Through most of my life, I’ve tried to keep my life private. While I’ve told some stories of my life pre-pastorate, there is a lot I haven’t told. I’ve struggled with whether or not I should tell someone about specific issues I’m dealing with, but the advice of my parents keeps scrolling through my mind: “It’s nobody’s business.”

Cravings, peer pressure, not forgetting how good pizza tasted, stress (Oh Lord, the stress) – all of it made me eat foods that plant-based doctors say are off-limits.

That why earlier today in our morning devotion, admitting that I’ve struggled with keeping to a healthy plant-based diet this past year is not something that made me comfortable. Yes, I have fallen off the wagon from a plant-based diet – you can tell because I’ve gained weight (too much of it). Cravings, peer pressure, not forgetting how good pizza tasted, stress (Oh Lord, the stress) – all of it made me eat foods that plant-based doctors say are off-limits.

And one of the weirder parts of falling off the wagon: I knew it was not healthy, but I did it anyway. My health is not great now. Everything that should be down is up. I’m more lazy than active. I’ve had visions of keeling over with a heart attack and going to the great beyond. All of this because I craved a sandwich with mayo (that’s how it all started).

On Monday afternoon, I decided to change. Sitting in front of my computer screen trying to finalize the New Year’s Eve worship service, my mind kept telling me that the new year is coming and that would be a perfect time for a change. Millions of people start the new calendar year off with resolutions to do something positive. As I thought about it, why wait? So from that moment, I committed to a plan for better health, both physically and spiritually.

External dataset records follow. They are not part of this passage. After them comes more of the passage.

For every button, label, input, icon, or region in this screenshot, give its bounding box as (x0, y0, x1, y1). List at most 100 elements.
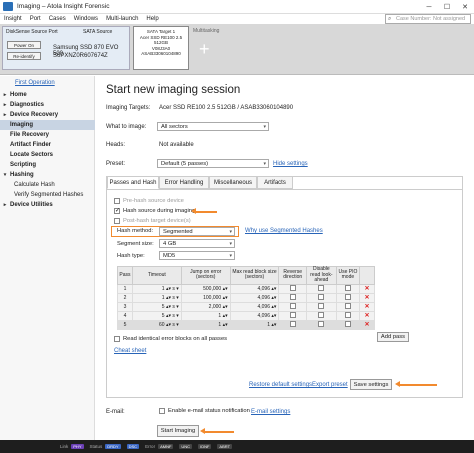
menu-cases[interactable]: Cases (49, 16, 66, 22)
main-panel: Start new imaging session Imaging Target… (96, 76, 474, 440)
prehash-checkbox[interactable]: Pre-hash source device (114, 198, 184, 204)
table-row[interactable]: 5 60 ▴▾ s ▾ 1 ▴▾ 1 ▴▾ ✕ (117, 319, 375, 330)
pio-checkbox[interactable] (335, 292, 361, 303)
sidebar-item-hashing[interactable]: ▾ Hashing (0, 170, 95, 180)
pio-checkbox[interactable] (335, 319, 361, 330)
table-row[interactable]: 2 1 ▴▾ s ▾ 100,000 ▴▾ 4,096 ▴▾ ✕ (117, 292, 375, 303)
chevron-down-icon: ▾ (229, 241, 232, 247)
posthash-checkbox[interactable]: Post-hash target device(s) (114, 218, 191, 224)
maxread-cell[interactable]: 4,096 ▴▾ (229, 283, 280, 294)
sidebar-item-calculate-hash[interactable]: Calculate Hash (0, 180, 95, 190)
read-identical-checkbox[interactable]: Read identical error blocks on all passe… (114, 336, 227, 342)
jump-cell[interactable]: 1 ▴▾ (180, 319, 231, 330)
pio-checkbox[interactable] (335, 283, 361, 294)
jump-cell[interactable]: 1 ▴▾ (180, 310, 231, 321)
hash-type-select[interactable]: MD5 ▾ (159, 251, 235, 260)
case-search-input[interactable]: ⌕ Case Number: Not assigned (385, 14, 471, 24)
sidebar-item-locate-sectors[interactable]: Locate Sectors (0, 150, 95, 160)
timeout-cell[interactable]: 5 ▴▾ s ▾ (131, 301, 182, 312)
hash-method-select[interactable]: Segmented ▾ (159, 227, 235, 236)
start-imaging-button[interactable]: Start Imaging (157, 425, 199, 437)
timeout-cell[interactable]: 60 ▴▾ s ▾ (131, 319, 182, 330)
delete-pass-icon[interactable]: ✕ (359, 283, 375, 294)
pio-checkbox[interactable] (335, 301, 361, 312)
why-segmented-link[interactable]: Why use Segmented Hashes (245, 228, 323, 234)
delete-pass-icon[interactable]: ✕ (359, 319, 375, 330)
reidentify-button[interactable]: Re-identify (7, 52, 41, 60)
target-device-card[interactable]: SATA Target 1 Acer SSD RE100 2.5 512GB V… (133, 26, 189, 70)
lookahead-checkbox[interactable] (306, 283, 337, 294)
delete-pass-icon[interactable]: ✕ (359, 292, 375, 303)
maxread-cell[interactable]: 4,096 ▴▾ (229, 292, 280, 303)
export-preset-link[interactable]: Export preset (312, 382, 348, 388)
reverse-checkbox[interactable] (278, 301, 308, 312)
menu-help[interactable]: Help (146, 16, 158, 22)
tab-passes-and-hash[interactable]: Passes and Hash (107, 177, 159, 189)
sidebar-item-home[interactable]: ▸ Home (0, 90, 95, 100)
add-device-icon[interactable]: + (199, 40, 210, 58)
hash-method-value: Segmented (163, 228, 193, 235)
add-pass-button[interactable]: Add pass (377, 332, 409, 342)
sidebar-item-file-recovery[interactable]: File Recovery (0, 130, 95, 140)
restore-defaults-link[interactable]: Restore default settings (249, 382, 312, 388)
lookahead-checkbox[interactable] (306, 301, 337, 312)
hash-source-checkbox[interactable]: Hash source during imaging (114, 207, 195, 214)
sidebar-item-diagnostics[interactable]: ▸ Diagnostics (0, 100, 95, 110)
close-icon[interactable]: ✕ (456, 0, 474, 14)
lookahead-checkbox[interactable] (306, 292, 337, 303)
sidebar-item-device-utilities[interactable]: ▸ Device Utilities (0, 200, 95, 210)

See, when I was gaining weight and getting unmotivated to do anything good health-wise, my spiritual life became weaker. I wasn’t praying or reading the Bible as well as a pastor should. That made my heart sink, knowing that I was not as connected to my faith as God called on me to be. And if you came to church these past couple of months, my attitude as a pastor wasn’t very “shiny.” I’ve been more down, more frustrated. It didn’t matter that family issues came up that caused me surprising amounts of stress. I needed to be better as a pastor, and I wasn’t. Oh, and my sermons became empty, filled with churchly cliches and mailed-in Lutheranism. That’s not what I was called on by God to be.

Honestly, I felt great on a plant-based diet. Aches and pains were a thing of the past as I chomped down kale and spinach, quinoa and black beans. Lunches were easy – bean soups with a salad. Breakfasts were even more straightforward – oatmeal with blueberries and flaxseed meal. Dinners were off the charts, filled with tons of vegetables and beans.

Falling into food temptation is sinful. All of us set standards for ourselves to make us better each day. We all tend to focus on being good to others or spending more time with family or friends. But it also has to do with being good to ourselves. St. Peter, in his first letter, reminds us that God has poured out upon all of the blessings of faith that lead to eternal life. As faithful believers in Jesus Christ, we’re all called to be fervent in our devotion to God and to express our faith to the fullest. But critical to this, we need to at our best. Having living hope in Jesus means we praise God for His love, grace, and mercy every single day, taking these blessings and making them active in our lives towards others, and working hard to live our days with greater hope in our Lord.

And to make our days more remarkable, all of us have to be more healthy so we can express God’s love to the fullest – not to what we think is the best, but to what God sees as being the most fulfilling for us and for those we connect with daily. To be an example of Living Hope is the purest example of God’s active love in us and for others. It requires focus, faith, and better health.